Play – Now, engage fully with the music. Focus on bringing intention to life. Listen closely. What’s working? What needs adjustment? Make a recording, if helpful.

Reflect – After playing, pause to reflect on the performance. Listen to the recording, if one was made. How did it go? What matched expectations, and what didn’t? Be as detailed as needed. Identify what to keep the same and what to refine for next time. 


Imagination, heightened experience, and reflection. This micro-practice design turns the iterative nature of repetition into a cyclical catalyst for students to build strong mental representations—the mental images and expectations that guide learning.
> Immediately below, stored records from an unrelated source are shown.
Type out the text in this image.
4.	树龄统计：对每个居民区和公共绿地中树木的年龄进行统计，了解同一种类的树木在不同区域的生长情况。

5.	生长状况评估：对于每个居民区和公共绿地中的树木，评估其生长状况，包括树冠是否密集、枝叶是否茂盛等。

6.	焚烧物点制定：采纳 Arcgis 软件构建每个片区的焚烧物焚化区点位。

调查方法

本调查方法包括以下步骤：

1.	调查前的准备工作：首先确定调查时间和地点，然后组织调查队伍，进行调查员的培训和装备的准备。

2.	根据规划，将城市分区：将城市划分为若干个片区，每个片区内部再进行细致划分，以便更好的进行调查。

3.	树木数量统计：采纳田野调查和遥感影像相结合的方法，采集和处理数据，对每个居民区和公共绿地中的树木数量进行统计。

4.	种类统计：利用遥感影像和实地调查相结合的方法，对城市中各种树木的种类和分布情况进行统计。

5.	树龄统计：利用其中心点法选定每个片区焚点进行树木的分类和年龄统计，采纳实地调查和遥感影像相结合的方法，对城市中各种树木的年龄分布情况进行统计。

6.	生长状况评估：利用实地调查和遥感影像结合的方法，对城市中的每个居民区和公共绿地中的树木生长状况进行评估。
Anders Ericsson, in his book Peak, explains that mental representations help us understand, interpret, and organize information, making learning more effective. As Ericsson points out, this relationship between skill and mental representations is a "virtuous cycle":

• the clearer a student’s mental model, the more effectively they can practice,

• and the more effectively they practice, the clearer their mental model becomes.With each repetition, this cycle deepens learning and helps students make meaningful progress.


When I began teaching this process to my students, I saw immediate improvements in how they approached their practice sessions. By clarifying how to do repetitions, each one becomes an opportunity for exploration, imagination, and flow. Students could hear and feel their progress. This led them to be more engaged and confident in their abilities. I ended up sharing this process with other teachers, who taught it to their students, who in turn shared their sense of progress and feelings of enjoyment. 


Repetition isn’t just something students do—it’s something they can learn how to do well. 


As teachers, we already shape how students approach music. And while teaching students what to practice is important, teaching them how to practice is transformative.


By making prepare, play, reflect a habit, we help them build a lifelong skill—the ability to learn efficiently and with purpose. And when they experience that kind of success, they’re far more likely to stay engaged and motivated.